I haven’t taken any science classes at Yale unless you count ASTR130“The Origins and Search for Life in Our Universe,” so I’m not very qualified in the realms of physics and chemistry. But I wanted to know why my eggs were exploding all the time. I started with some very scientific research. There was more to this than I thought. I’m now aware that the exploding-egg phenomenon saw widespread publicity — if the New York Times counts as widespread publicity — in 2017, right around the time when I think I mastered my own microwaving of eggs.

Who knew that if it weren’t for the walls of said microwave, the pop that I already feared would be loud enough for someone to sue for hearing loss? Researchers examined the sound pressures from exploding eggs and presented their findings at a 2017 Acoustical Society of America meeting. They found that the pops ranged from 96 to 133 decibels. That’s not loud enough to damage hearing. But a 130-decibel sound is like having a jet plane engine jchillin’ 100 feet away from you? From an egg?

The main ideas: Egg yolks are more receptive to microwave radiation and thus get hotter than egg whites. And because of the way proteins clump together inside the egg, pockets of water vapor can form and get very, very hot. Keep microwaving the egg, and the pressure inside the pockets increases. Microwave it some more, and it gets released as steam. Hence the very scary explosion.

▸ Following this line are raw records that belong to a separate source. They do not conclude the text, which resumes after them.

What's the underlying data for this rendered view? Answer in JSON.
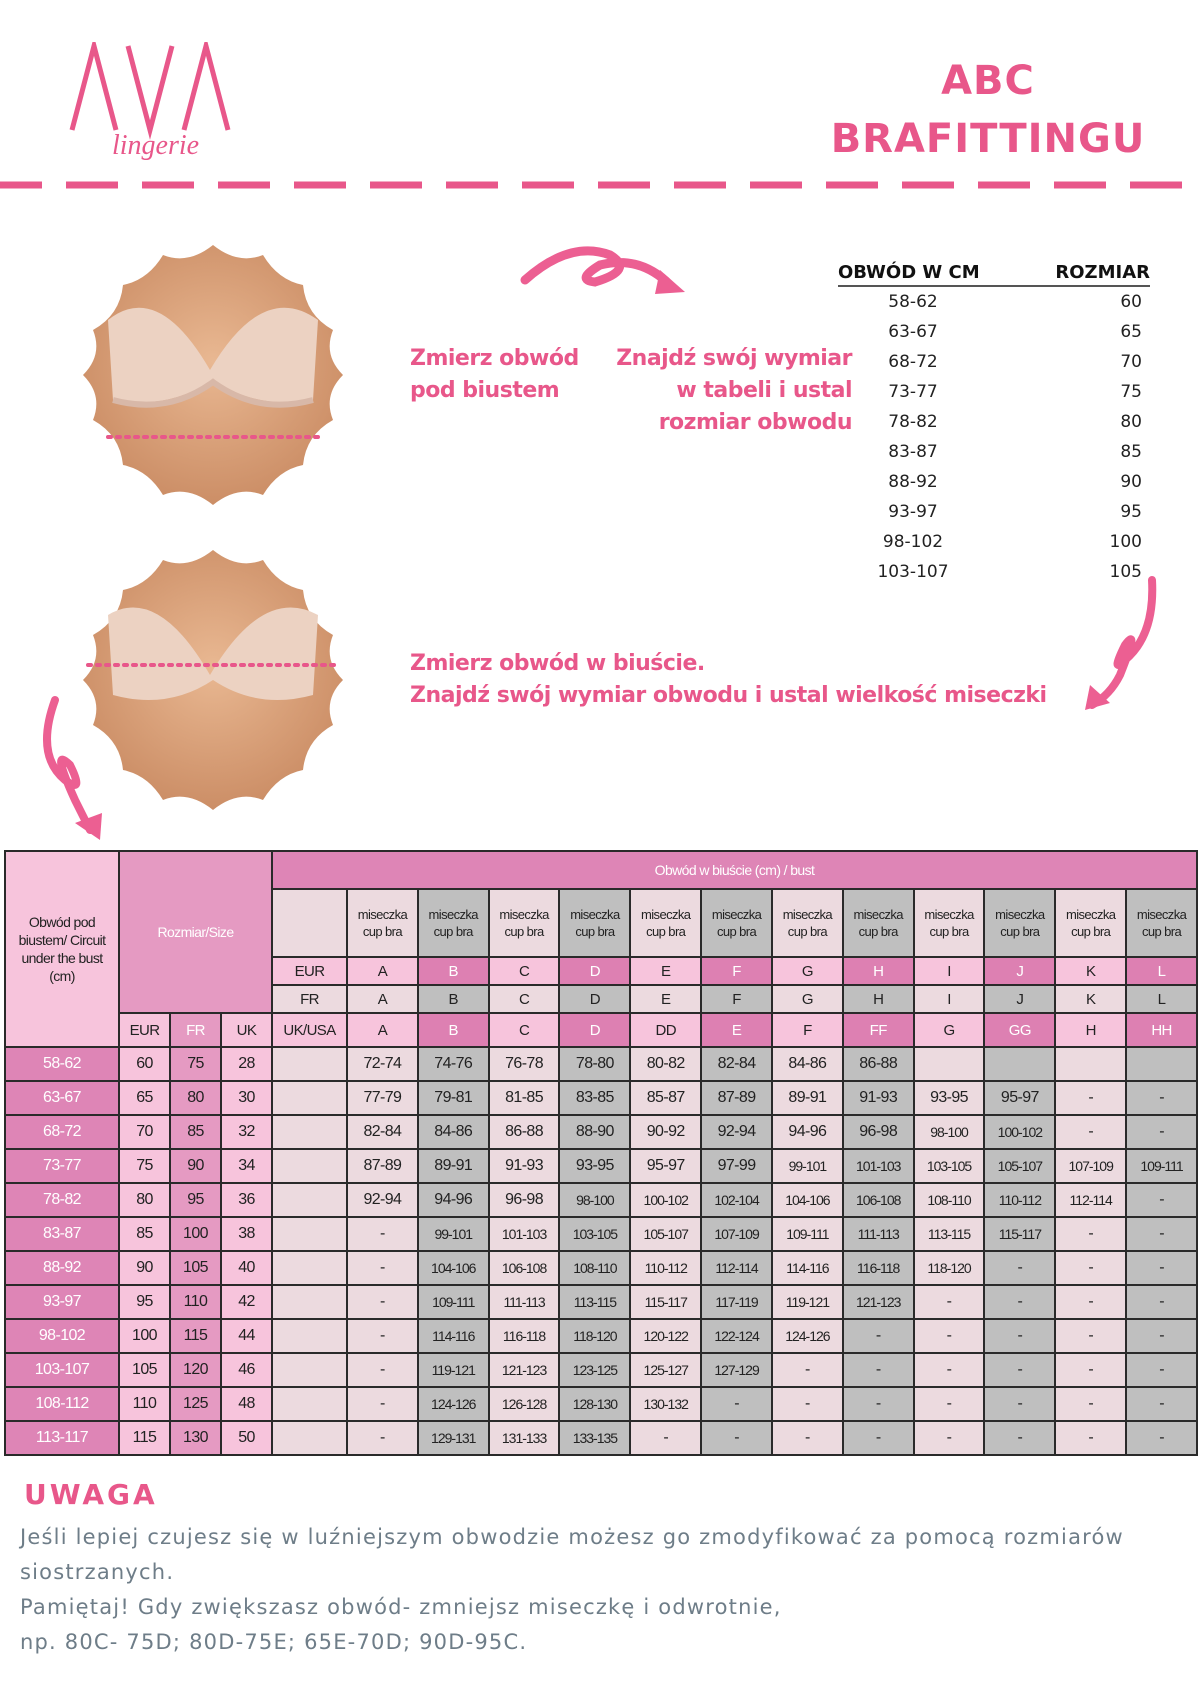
{
  "logo": {
    "text": "AVA",
    "sub": "lingerie"
  },
  "header": {
    "title_line1": "ABC",
    "title_line2": "BRAFITTINGU"
  },
  "colors": {
    "accent": "#e8578a",
    "header_pink": "#de85b6",
    "light_pink": "#f7c4dc",
    "very_light": "#ecdadf",
    "gray": "#bfbfbf",
    "note_text": "#6e7d88"
  },
  "steps": {
    "step1": [
      "Zmierz obwód",
      "pod biustem"
    ],
    "step2": [
      "Znajdź swój wymiar",
      "w tabeli i ustal",
      "rozmiar obwodu"
    ],
    "step3": [
      "Zmierz obwód w biuście.",
      "Znajdź swój wymiar obwodu i ustal wielkość miseczki"
    ]
  },
  "band_table": {
    "headers": [
      "OBWÓD W CM",
      "ROZMIAR"
    ],
    "rows": [
      [
        "58-62",
        "60"
      ],
      [
        "63-67",
        "65"
      ],
      [
        "68-72",
        "70"
      ],
      [
        "73-77",
        "75"
      ],
      [
        "78-82",
        "80"
      ],
      [
        "83-87",
        "85"
      ],
      [
        "88-92",
        "90"
      ],
      [
        "93-97",
        "95"
      ],
      [
        "98-102",
        "100"
      ],
      [
        "103-107",
        "105"
      ]
    ]
  },
  "size_table": {
    "col1_header": "Obwód pod biustem/ Circuit under the bust (cm)",
    "size_header": "Rozmiar/Size",
    "bust_header": "Obwód w biuście (cm) / bust",
    "cup_label": [
      "miseczka",
      "cup bra"
    ],
    "size_systems": [
      "EUR",
      "FR",
      "UK"
    ],
    "row_labels": {
      "eur": "EUR",
      "fr": "FR",
      "uk": "UK/USA"
    },
    "cups_eur": [
      "A",
      "B",
      "C",
      "D",
      "E",
      "F",
      "G",
      "H",
      "I",
      "J",
      "K",
      "L"
    ],
    "cups_fr": [
      "A",
      "B",
      "C",
      "D",
      "E",
      "F",
      "G",
      "H",
      "I",
      "J",
      "K",
      "L"
    ],
    "cups_uk": [
      "A",
      "B",
      "C",
      "D",
      "DD",
      "E",
      "F",
      "FF",
      "G",
      "GG",
      "H",
      "HH"
    ],
    "rows": [
      {
        "under": "58-62",
        "eur": "60",
        "fr": "75",
        "uk": "28",
        "bust": [
          "72-74",
          "74-76",
          "76-78",
          "78-80",
          "80-82",
          "82-84",
          "84-86",
          "86-88",
          "",
          "",
          "",
          ""
        ]
      },
      {
        "under": "63-67",
        "eur": "65",
        "fr": "80",
        "uk": "30",
        "bust": [
          "77-79",
          "79-81",
          "81-85",
          "83-85",
          "85-87",
          "87-89",
          "89-91",
          "91-93",
          "93-95",
          "95-97",
          "-",
          "-"
        ]
      },
      {
        "under": "68-72",
        "eur": "70",
        "fr": "85",
        "uk": "32",
        "bust": [
          "82-84",
          "84-86",
          "86-88",
          "88-90",
          "90-92",
          "92-94",
          "94-96",
          "96-98",
          "98-100",
          "100-102",
          "-",
          "-"
        ]
      },
      {
        "under": "73-77",
        "eur": "75",
        "fr": "90",
        "uk": "34",
        "bust": [
          "87-89",
          "89-91",
          "91-93",
          "93-95",
          "95-97",
          "97-99",
          "99-101",
          "101-103",
          "103-105",
          "105-107",
          "107-109",
          "109-111"
        ]
      },
      {
        "under": "78-82",
        "eur": "80",
        "fr": "95",
        "uk": "36",
        "bust": [
          "92-94",
          "94-96",
          "96-98",
          "98-100",
          "100-102",
          "102-104",
          "104-106",
          "106-108",
          "108-110",
          "110-112",
          "112-114",
          "-"
        ]
      },
      {
        "under": "83-87",
        "eur": "85",
        "fr": "100",
        "uk": "38",
        "bust": [
          "-",
          "99-101",
          "101-103",
          "103-105",
          "105-107",
          "107-109",
          "109-111",
          "111-113",
          "113-115",
          "115-117",
          "-",
          "-"
        ]
      },
      {
        "under": "88-92",
        "eur": "90",
        "fr": "105",
        "uk": "40",
        "bust": [
          "-",
          "104-106",
          "106-108",
          "108-110",
          "110-112",
          "112-114",
          "114-116",
          "116-118",
          "118-120",
          "-",
          "-",
          "-"
        ]
      },
      {
        "under": "93-97",
        "eur": "95",
        "fr": "110",
        "uk": "42",
        "bust": [
          "-",
          "109-111",
          "111-113",
          "113-115",
          "115-117",
          "117-119",
          "119-121",
          "121-123",
          "-",
          "-",
          "-",
          "-"
        ]
      },
      {
        "under": "98-102",
        "eur": "100",
        "fr": "115",
        "uk": "44",
        "bust": [
          "-",
          "114-116",
          "116-118",
          "118-120",
          "120-122",
          "122-124",
          "124-126",
          "-",
          "-",
          "-",
          "-",
          "-"
        ]
      },
      {
        "under": "103-107",
        "eur": "105",
        "fr": "120",
        "uk": "46",
        "bust": [
          "-",
          "119-121",
          "121-123",
          "123-125",
          "125-127",
          "127-129",
          "-",
          "-",
          "-",
          "-",
          "-",
          "-"
        ]
      },
      {
        "under": "108-112",
        "eur": "110",
        "fr": "125",
        "uk": "48",
        "bust": [
          "-",
          "124-126",
          "126-128",
          "128-130",
          "130-132",
          "-",
          "-",
          "-",
          "-",
          "-",
          "-",
          "-"
        ]
      },
      {
        "under": "113-117",
        "eur": "115",
        "fr": "130",
        "uk": "50",
        "bust": [
          "-",
          "129-131",
          "131-133",
          "133-135",
          "-",
          "-",
          "-",
          "-",
          "-",
          "-",
          "-",
          "-"
        ]
      }
    ]
  },
  "note": {
    "title": "UWAGA",
    "lines": [
      "Jeśli lepiej czujesz się w luźniejszym obwodzie możesz go zmodyfikować za pomocą rozmiarów siostrzanych.",
      "Pamiętaj! Gdy zwiększasz obwód- zmniejsz miseczkę i odwrotnie,",
      "np. 80C- 75D; 80D-75E; 65E-70D; 90D-95C."
    ]
  }
}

Possibly-obvious takeaways: relieve pressure inside the egg. If you don’t want to crack the egg first, or if you’re reheating a hard-boiled egg, poke a hole or two in the egg, and make sure the hole is deep enough. You can cover the egg to prepare for a possible explosion, but cover it with something that lets air pass through, like a napkin. Eggs also don’t need to get that hot to cook. I often cook them for an initial 30 seconds and additional ten-second intervals as needed — this is my version of interval training. Quarantine #gains?

By the end of high school, I had it figured out. Microwave-cooking eggs were easy. Then, I moved into my dorm. With dorm living came breakfast in a dining hall — here is my very large shout-out to Trumbull College’s very egg-cellent dining hall staff! — and daily hard-boiled eggs.

Tap, turn, tap again, peel, tap, peel. I peeled my eggs very conventionally. On some mornings, I ate a little bit of shell. On others, I peeled off what felt like half of the egg white. But sometimes — and these were the best times — I would watch my roommate blow her eggs out of their shells. I’ve never done it successfully, despite having watched her do it day after day. I thought watching these videos, two of which are aptly titled “How to Blow a Boiled Egg out of it’s Shell” and “How to Blow Out An Egg – Let’s Craft with Modern Mom,” would help, too. They didn’t.

A new challenge has presented itself, one that I am far from figuring out: how do you most efficiently peel a hard-boiled egg? My email is listed below. Please tell me! As you know, I don’t make hard-boiled eggs at home — I instead opt for microwaved eggs, tea eggs or eggs over easy. But I will happily take your suggestions as soon as I return to campus. Hopefully soon. Unlike my eggs, the pandemic will not be over easy. Sigh.